“The biggest single thing that has lifted people out of poverty is free trade.” George Osborne

What is a Trade War?

According to Investopedia, a trade war occurs when one country increases tariffs on another country’s imports in retaliation to the second country raising its tariffs. A tariff is a tax on imported goods and services. Unfortunately, history has shown that trade wars lead to economic downturns. As a result, neither country wins.

Current U.S. Trade War

The cause of our current trade war is due to protectionism – the act of protecting local and domestic businesses from foreign competitors. As of March 2018, The U.S waged trade wars against China. It was later expanded to Mexico and Canada.

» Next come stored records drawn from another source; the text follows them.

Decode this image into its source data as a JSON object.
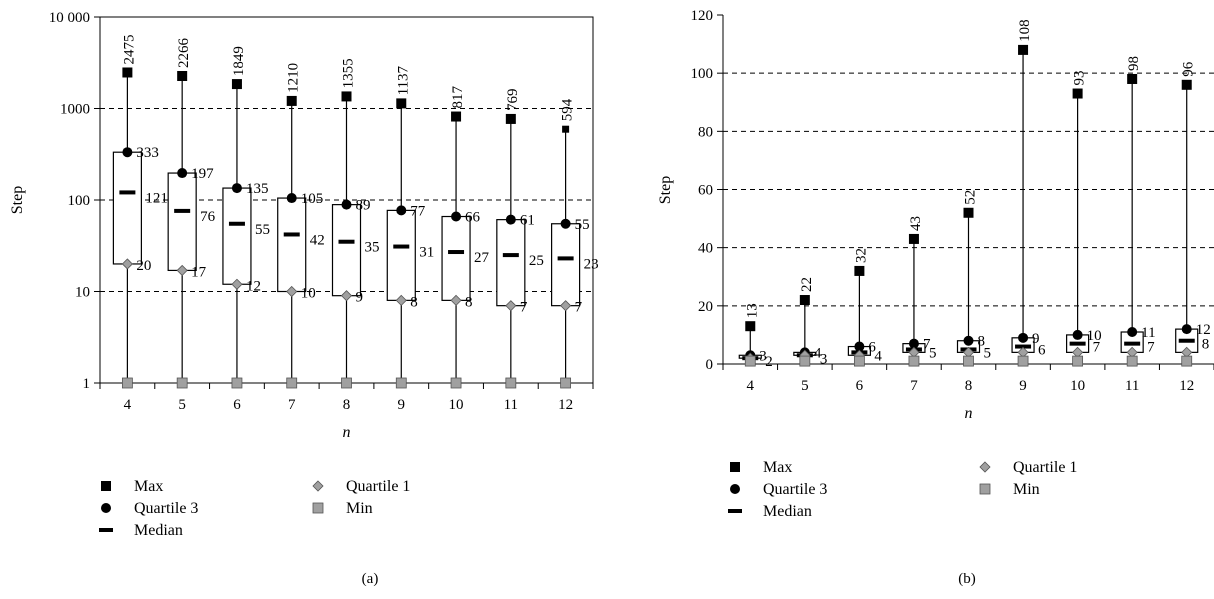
{
  "legend_labels": {
    "max": "Max",
    "q3": "Quartile 3",
    "median": "Median",
    "q1": "Quartile 1",
    "min": "Min"
  },
  "colors": {
    "max": "#000000",
    "q3": "#000000",
    "median": "#000000",
    "q1": "#909090",
    "min": "#909090"
  },
  "chart_data": [
    {
      "panel_label": "(a)",
      "type": "box",
      "scale": "log",
      "xlabel": "n",
      "ylabel": "Step",
      "categories": [
        "4",
        "5",
        "6",
        "7",
        "8",
        "9",
        "10",
        "11",
        "12"
      ],
      "y_ticks": [
        1,
        10,
        100,
        1000,
        10000
      ],
      "y_tick_labels": [
        "1",
        "10",
        "100",
        "1000",
        "10 000"
      ],
      "ylim": [
        1,
        10000
      ],
      "gridlines": [
        10,
        100,
        1000
      ],
      "max": [
        2475,
        2266,
        1849,
        1210,
        1355,
        1137,
        817,
        769,
        594
      ],
      "q3": [
        333,
        197,
        135,
        105,
        89,
        77,
        66,
        61,
        55
      ],
      "median": [
        121,
        76,
        55,
        42,
        35,
        31,
        27,
        25,
        23
      ],
      "q1": [
        20,
        17,
        12,
        10,
        9,
        8,
        8,
        7,
        7
      ],
      "min": [
        1,
        1,
        1,
        1,
        1,
        1,
        1,
        1,
        1
      ]
    },
    {
      "panel_label": "(b)",
      "type": "box",
      "scale": "linear",
      "xlabel": "n",
      "ylabel": "Step",
      "categories": [
        "4",
        "5",
        "6",
        "7",
        "8",
        "9",
        "10",
        "11",
        "12"
      ],
      "y_ticks": [
        0,
        20,
        40,
        60,
        80,
        100,
        120
      ],
      "y_tick_labels": [
        "0",
        "20",
        "40",
        "60",
        "80",
        "100",
        "120"
      ],
      "ylim": [
        0,
        120
      ],
      "gridlines": [
        20,
        40,
        60,
        80,
        100
      ],
      "max": [
        13,
        22,
        32,
        43,
        52,
        108,
        93,
        98,
        96
      ],
      "q3": [
        3,
        4,
        6,
        7,
        8,
        9,
        10,
        11,
        12
      ],
      "median": [
        2,
        3,
        4,
        5,
        5,
        6,
        7,
        7,
        8
      ],
      "q1": [
        2,
        3,
        3,
        4,
        4,
        4,
        4,
        4,
        4
      ],
      "min": [
        1,
        1,
        1,
        1,
        1,
        1,
        1,
        1,
        1
      ]
    }
  ]
}
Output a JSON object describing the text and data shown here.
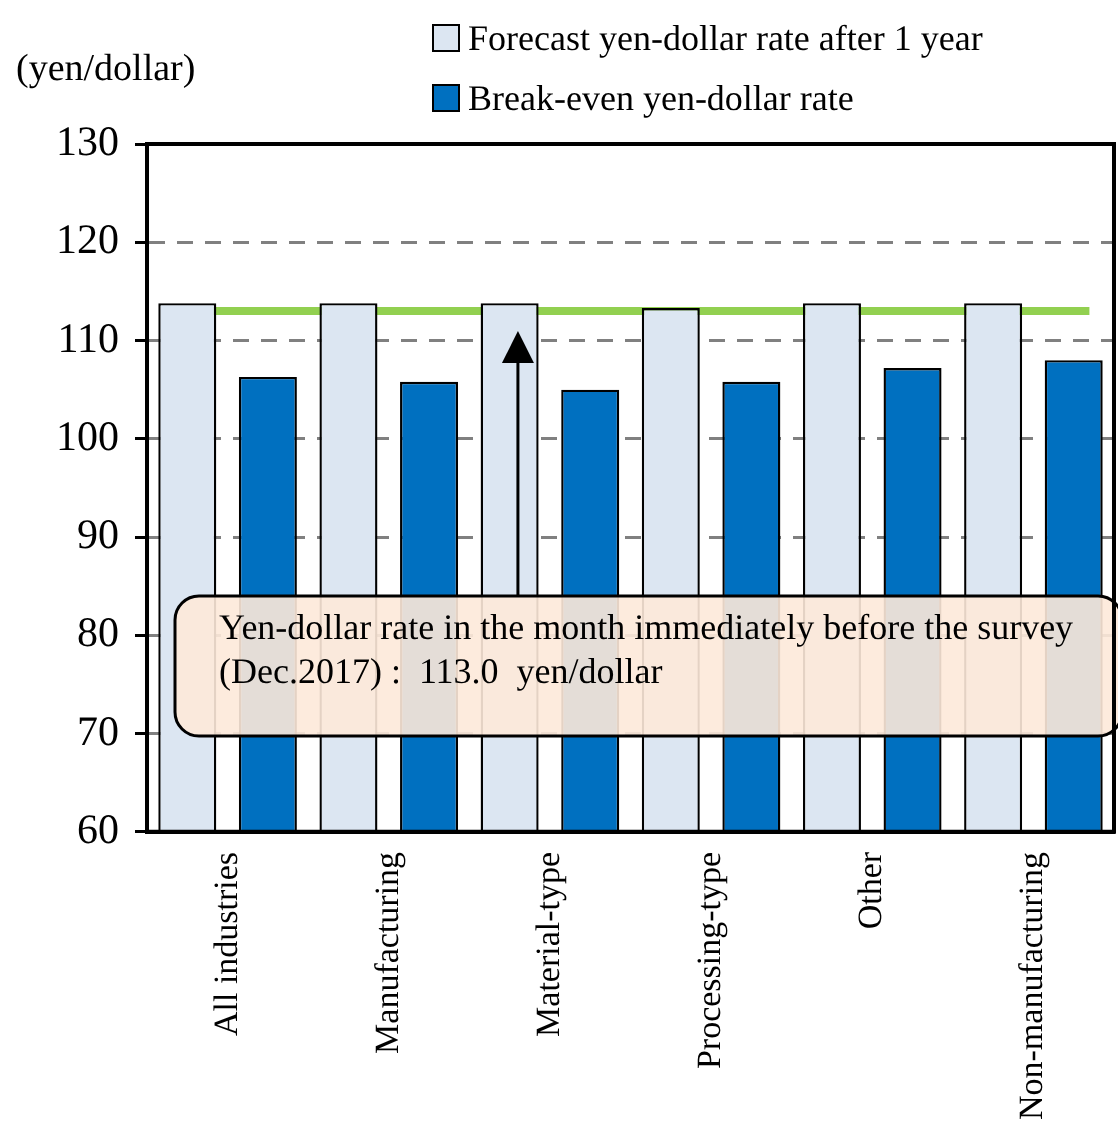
{
  "chart_data": {
    "type": "bar",
    "ylabel": "(yen/dollar)",
    "categories": [
      "All industries",
      "Manufacturing",
      "Material-type",
      "Processing-type",
      "Other",
      "Non-manufacturing"
    ],
    "series": [
      {
        "name": "Forecast yen-dollar rate after 1 year",
        "color": "#dce6f2",
        "values": [
          113.8,
          113.8,
          113.8,
          113.3,
          113.8,
          113.8
        ]
      },
      {
        "name": "Break-even yen-dollar rate",
        "color": "#0070c0",
        "values": [
          106.3,
          105.8,
          105.0,
          105.8,
          107.2,
          108.0
        ]
      }
    ],
    "ylim": [
      60,
      130
    ],
    "yticks": [
      60,
      70,
      80,
      90,
      100,
      110,
      120,
      130
    ],
    "grid": "y",
    "legend": "top right",
    "ref_lines": [
      {
        "axis": "y",
        "value": 113.0,
        "color": "#92d050"
      }
    ],
    "annotations": [
      "Yen-dollar rate in the month immediately before the survey (Dec.2017) :  113.0  yen/dollar"
    ]
  }
}
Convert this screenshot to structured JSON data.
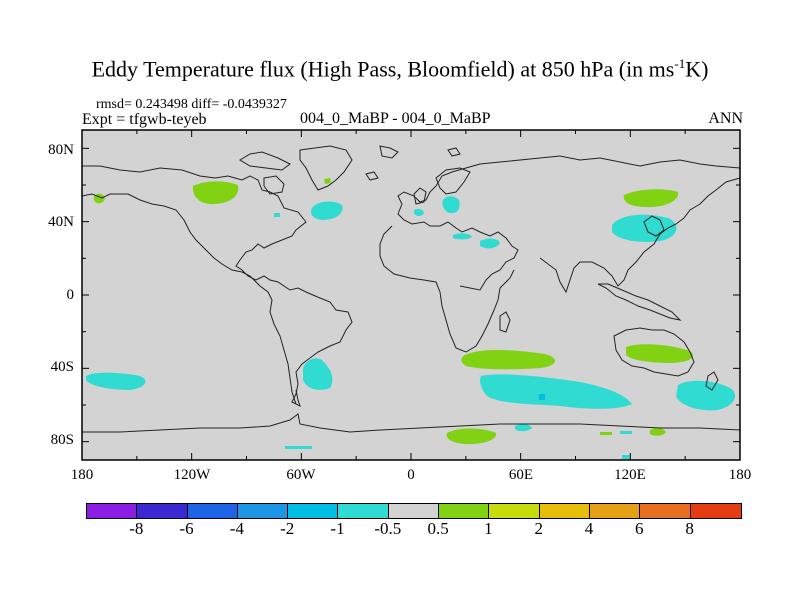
{
  "title": {
    "main": "Eddy Temperature flux (High Pass, Bloomfield) at 850 hPa (in ms",
    "sup": "-1",
    "end": "K)"
  },
  "stats": "rmsd= 0.243498 diff= -0.0439327",
  "expt": "Expt = tfgwb-teyeb",
  "cases": "004_0_MaBP - 004_0_MaBP",
  "season": "ANN",
  "y_axis": {
    "ticks": [
      "80N",
      "40N",
      "0",
      "40S",
      "80S"
    ],
    "values": [
      80,
      40,
      0,
      -40,
      -80
    ]
  },
  "x_axis": {
    "ticks": [
      "180",
      "120W",
      "60W",
      "0",
      "60E",
      "120E",
      "180"
    ],
    "values": [
      -180,
      -120,
      -60,
      0,
      60,
      120,
      180
    ]
  },
  "colorbar": {
    "colors": [
      "#8c1ee6",
      "#3c28d2",
      "#1e64e6",
      "#1e96e6",
      "#00bee6",
      "#30dcd2",
      "#d3d3d3",
      "#82d214",
      "#c8dc0a",
      "#e6be0a",
      "#e6a014",
      "#e66e1e",
      "#e63c14"
    ],
    "labels": [
      "-8",
      "-6",
      "-4",
      "-2",
      "-1",
      "-0.5",
      "0.5",
      "1",
      "2",
      "4",
      "6",
      "8"
    ]
  },
  "colors": {
    "background": "#d3d3d3",
    "positive_1": "#82d214",
    "negative_1": "#30dcd2",
    "negative_2": "#00bee6"
  }
}
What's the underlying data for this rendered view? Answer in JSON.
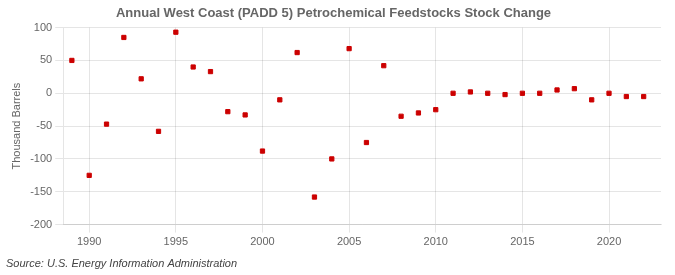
{
  "chart_data": {
    "type": "scatter",
    "title": "Annual West Coast (PADD 5) Petrochemical Feedstocks Stock Change",
    "ylabel": "Thousand Barrels",
    "source": "Source: U.S. Energy Information Administration",
    "x": [
      1989,
      1990,
      1991,
      1992,
      1993,
      1994,
      1995,
      1996,
      1997,
      1998,
      1999,
      2000,
      2001,
      2002,
      2003,
      2004,
      2005,
      2006,
      2007,
      2008,
      2009,
      2010,
      2011,
      2012,
      2013,
      2014,
      2015,
      2016,
      2017,
      2018,
      2019,
      2020,
      2021,
      2022
    ],
    "values": [
      50,
      -125,
      -47,
      85,
      22,
      -58,
      93,
      40,
      33,
      -28,
      -33,
      -88,
      -10,
      62,
      -158,
      -100,
      68,
      -75,
      42,
      -35,
      -30,
      -25,
      0,
      2,
      0,
      -2,
      0,
      0,
      5,
      7,
      -10,
      0,
      -5,
      -5
    ],
    "color": "#cc0000",
    "marker": "square",
    "xlim": [
      1988.5,
      2023
    ],
    "xticks": [
      1990,
      1995,
      2000,
      2005,
      2010,
      2015,
      2020
    ],
    "ylim": [
      -200,
      100
    ],
    "yticks": [
      -200,
      -150,
      -100,
      -50,
      0,
      50,
      100
    ],
    "grid": true
  }
}
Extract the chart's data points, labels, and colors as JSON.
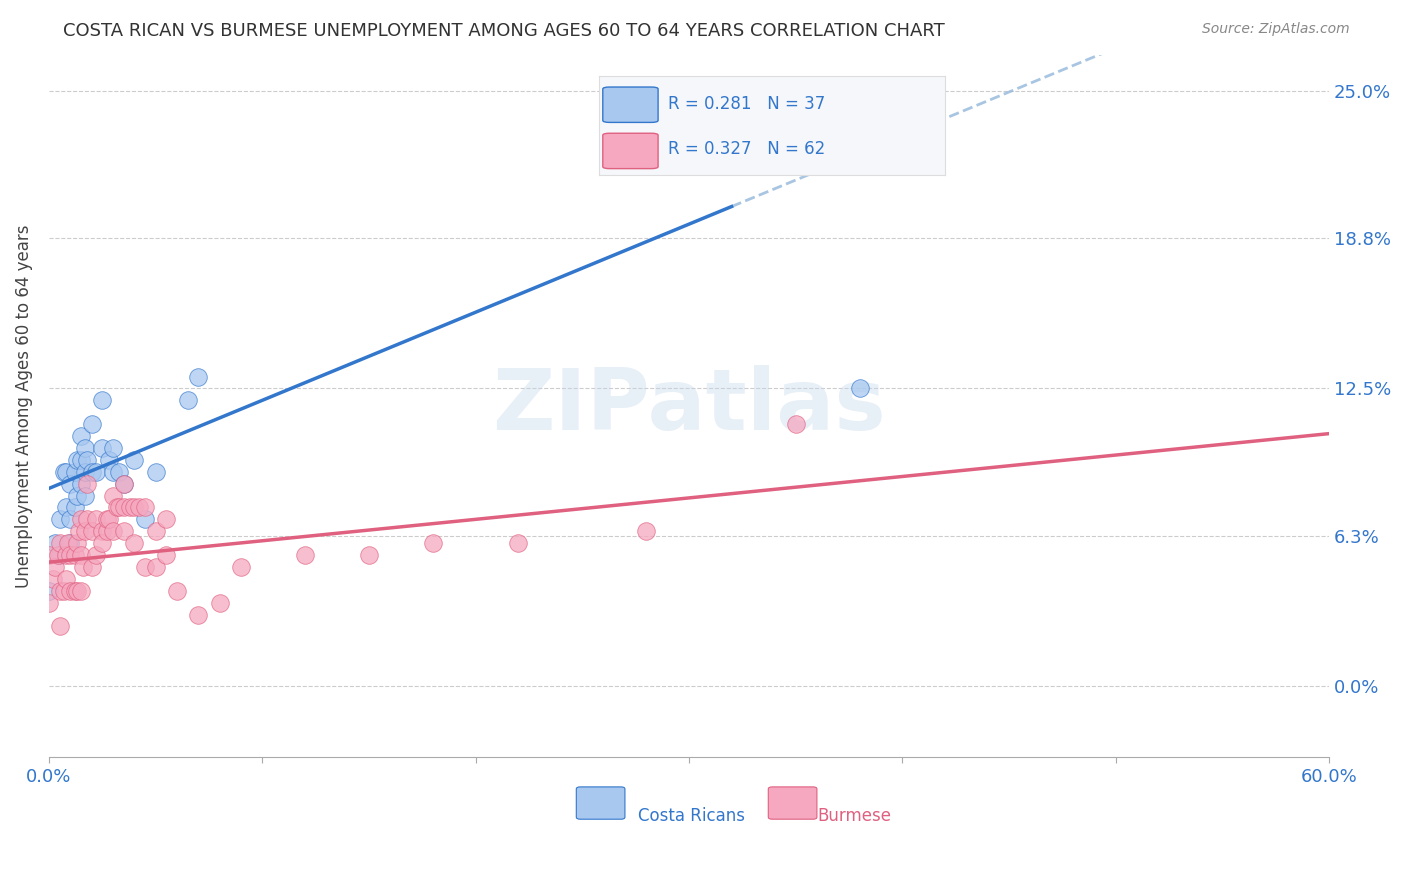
{
  "title": "COSTA RICAN VS BURMESE UNEMPLOYMENT AMONG AGES 60 TO 64 YEARS CORRELATION CHART",
  "source": "Source: ZipAtlas.com",
  "ylabel": "Unemployment Among Ages 60 to 64 years",
  "xmin": 0.0,
  "xmax": 0.6,
  "ymin": -0.03,
  "ymax": 0.265,
  "yticks": [
    0.0,
    0.063,
    0.125,
    0.188,
    0.25
  ],
  "ytick_labels": [
    "0.0%",
    "6.3%",
    "12.5%",
    "18.8%",
    "25.0%"
  ],
  "xticks": [
    0.0,
    0.1,
    0.2,
    0.3,
    0.4,
    0.5,
    0.6
  ],
  "xtick_labels": [
    "0.0%",
    "",
    "",
    "",
    "",
    "",
    "60.0%"
  ],
  "costa_rican_color": "#a8c8f0",
  "burmese_color": "#f5a8c0",
  "trend_cr_color": "#3377cc",
  "trend_bur_color": "#e06080",
  "trend_cr_dashed_color": "#99bbdd",
  "r_cr": 0.281,
  "n_cr": 37,
  "r_bur": 0.327,
  "n_bur": 62,
  "watermark": "ZIPatlas",
  "cr_trend_start_x": 0.0,
  "cr_trend_end_solid_x": 0.32,
  "cr_trend_slope": 0.37,
  "cr_trend_intercept": 0.083,
  "bur_trend_slope": 0.09,
  "bur_trend_intercept": 0.052,
  "costa_ricans_x": [
    0.0,
    0.003,
    0.005,
    0.005,
    0.007,
    0.008,
    0.008,
    0.01,
    0.01,
    0.01,
    0.012,
    0.012,
    0.013,
    0.013,
    0.015,
    0.015,
    0.015,
    0.017,
    0.017,
    0.017,
    0.018,
    0.02,
    0.02,
    0.022,
    0.025,
    0.025,
    0.028,
    0.03,
    0.03,
    0.033,
    0.035,
    0.04,
    0.045,
    0.05,
    0.065,
    0.07,
    0.38
  ],
  "costa_ricans_y": [
    0.04,
    0.06,
    0.055,
    0.07,
    0.09,
    0.075,
    0.09,
    0.06,
    0.07,
    0.085,
    0.075,
    0.09,
    0.08,
    0.095,
    0.085,
    0.095,
    0.105,
    0.08,
    0.09,
    0.1,
    0.095,
    0.09,
    0.11,
    0.09,
    0.1,
    0.12,
    0.095,
    0.09,
    0.1,
    0.09,
    0.085,
    0.095,
    0.07,
    0.09,
    0.12,
    0.13,
    0.125
  ],
  "burmese_x": [
    0.0,
    0.0,
    0.002,
    0.003,
    0.004,
    0.005,
    0.005,
    0.005,
    0.007,
    0.008,
    0.008,
    0.009,
    0.01,
    0.01,
    0.012,
    0.012,
    0.013,
    0.013,
    0.014,
    0.015,
    0.015,
    0.015,
    0.016,
    0.017,
    0.018,
    0.018,
    0.02,
    0.02,
    0.022,
    0.022,
    0.025,
    0.025,
    0.027,
    0.027,
    0.028,
    0.03,
    0.03,
    0.032,
    0.033,
    0.035,
    0.035,
    0.035,
    0.038,
    0.04,
    0.04,
    0.042,
    0.045,
    0.045,
    0.05,
    0.05,
    0.055,
    0.055,
    0.06,
    0.07,
    0.08,
    0.09,
    0.12,
    0.15,
    0.18,
    0.22,
    0.28,
    0.35
  ],
  "burmese_y": [
    0.035,
    0.055,
    0.045,
    0.05,
    0.055,
    0.025,
    0.04,
    0.06,
    0.04,
    0.045,
    0.055,
    0.06,
    0.04,
    0.055,
    0.04,
    0.055,
    0.04,
    0.06,
    0.065,
    0.04,
    0.055,
    0.07,
    0.05,
    0.065,
    0.07,
    0.085,
    0.05,
    0.065,
    0.055,
    0.07,
    0.065,
    0.06,
    0.065,
    0.07,
    0.07,
    0.065,
    0.08,
    0.075,
    0.075,
    0.065,
    0.075,
    0.085,
    0.075,
    0.06,
    0.075,
    0.075,
    0.05,
    0.075,
    0.05,
    0.065,
    0.055,
    0.07,
    0.04,
    0.03,
    0.035,
    0.05,
    0.055,
    0.055,
    0.06,
    0.06,
    0.065,
    0.11
  ]
}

On May 31, 2018, a 25% tax on steel and 10% tax on aluminum was enforced on Canada and Mexico. USTR.GOVreports that “Canada is currently our 2nd largest goods trading partner with $582.4 billion in total (import/export) goods traded.

Trade War Impact

A trade war is likely to have a negative short-term effect on the economy through increased prices for domestic and foreign goods or services. Expect to see an increase in the cost of items like cars, home appliances, food, clothes, and lumber (20% tax on lumber imported from Canada). Increased lumber prices will increase the cost to build homes, which will result in the increase in housing costs, too.  

This increases the concern of potential job loss. For example, if steel and aluminum prices increase, businesses may need to make up for lost profits by cutting salaries or cutting jobs. This could be the early signs of the next recession, which is predicted to take place in the 3rd quarter of 2020.

Chart provided by Statista.com

There seem to be more cons than pros when discussing trade wars. Economists agree that trade wars often lead to a decrease in economic growth. A trade war may be intended to boost the U.S economy; however, history shows that they lead to financial turmoil even for a strong economy.